The Home of Louis D\'Amours de Courberon as it looked in 2007

A good place to start with this branch of the family is with the McCurdie Family Genealogy.  There are great pictures here of the Wisconsin descendants of Rene-Louis D’Amours de Courberon who was killed by the British when the French lost Canada.  The descendants of Rene-Louis use the name Coulbron, Colburn and Courbron and have fanned out from Quebec to all over. 

There is an association of D’Amours Families which has publications, resources and meetings.

If you have an Ancestry.com subscription you can find a wonderful family history there as well, with pictures and stories about the family particularly the Wisconsin Branch.  I got started with Danielle LeMyre’s site which is chock full of interestingly told stories. 

I would not have gotten anywhere when I began my research on this side of the family if it had not been for the work of Marie Viens and the information that she shared with me about the Wisconsin branch and the work they had done. With her information and the availability of old newspapers from http://www.nnyln.net I was able to figure out the various Americanizations of the de Courberon name, or maybe it would be better to say “crack the code”; for Uncle Sullivan King (sometimes called the new Sullivan in these pages to distinguish him from his grandfather “Old Sullivan” had insisted that the family name was Colburn and that they were “French”.  Imagine the confusion this caused, not the least of which was figuring out how it came to be spelled that way!

Recently many original documents have been made available online which will hopefully clear up many details in the published genealogies.  Donald and Richard King have both taken an interest in this line of research and Don in particular has done an amazing job of unearthing original records and even took a trip into the old Seigneury to revisit the “family ground”.  I hope to join him there this summer and meet with many of my more distant cousins.  Cousins Richard and Marshall from the de Courberon line have been a great help to us as we link our Adirondack connections to this larger family group. 
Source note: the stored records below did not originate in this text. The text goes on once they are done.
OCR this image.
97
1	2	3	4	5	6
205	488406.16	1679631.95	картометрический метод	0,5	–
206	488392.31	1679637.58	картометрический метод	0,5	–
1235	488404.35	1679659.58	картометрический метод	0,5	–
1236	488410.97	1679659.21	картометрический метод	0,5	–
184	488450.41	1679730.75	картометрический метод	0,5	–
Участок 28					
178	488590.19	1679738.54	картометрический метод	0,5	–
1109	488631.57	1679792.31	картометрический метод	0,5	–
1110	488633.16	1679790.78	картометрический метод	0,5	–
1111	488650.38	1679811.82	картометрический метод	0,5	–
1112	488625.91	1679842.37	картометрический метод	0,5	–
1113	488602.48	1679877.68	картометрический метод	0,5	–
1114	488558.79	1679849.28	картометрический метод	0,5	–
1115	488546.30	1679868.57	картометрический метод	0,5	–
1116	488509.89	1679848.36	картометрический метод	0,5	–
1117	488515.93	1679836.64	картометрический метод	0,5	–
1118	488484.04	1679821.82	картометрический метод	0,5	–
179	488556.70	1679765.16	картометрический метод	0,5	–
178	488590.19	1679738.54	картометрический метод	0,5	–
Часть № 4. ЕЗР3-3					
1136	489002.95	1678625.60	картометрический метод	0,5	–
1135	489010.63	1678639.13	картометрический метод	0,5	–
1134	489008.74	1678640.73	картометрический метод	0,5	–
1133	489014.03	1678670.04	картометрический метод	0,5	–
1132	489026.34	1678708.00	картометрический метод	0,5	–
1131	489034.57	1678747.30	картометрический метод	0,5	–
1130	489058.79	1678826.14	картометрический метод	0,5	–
Don and I were able to get help from the Assumption of Mary Catholic Church in Redford, NY where Louis lived and raised his family.  We are very grateful to the priest and clerk of the church for letting us photograph original records, which lead to clarifications and corrections that would not have been possible had we been restricted to the printed record.

As it turned out, once we had the correct spelling and all of the usual variants we were able to find lots of information to verify and extend our knowledge about the family history and what we found was fascinating to say the least.

The D’Amours family were French Aristocrats who came to Canada as Seigneurs.  There are two branches one from Jean-Baptiste who use the last name D’Amours, sometimes Americanized as Love, and the branch we follow most closely here which uses the D’Amours de Courberon last name, Americanized (as mentioned above) as Coulbron, Colburn and Courbron.

The story of this family is as complex as any, and deeply rooted in the history of both France and its endeavors in the New World.  It is a story of conquest, revolution and the loss of noble status in the New World and the social devastation and opportunities caused by these changes.

Along the way this family has given us some great stories to tell; a pirate, an Indian Chief, a military leader fighting George Washington, a femme fatale, a French Canadian Patriot who died defending Quebec, a lost estate, and failed revolutionaries who fled to the U.S. to begin again.

There are a number of DeCourberon connections in the Chazy Lake families through the marriages of the many girls in this family, these will be covered in other entries and pages.

All in all those of us working on this project are grateful to all of our sources, fellow researchers and cousins for the good work they have done and their generosity in sharing it with us so that we can bring it to our readers.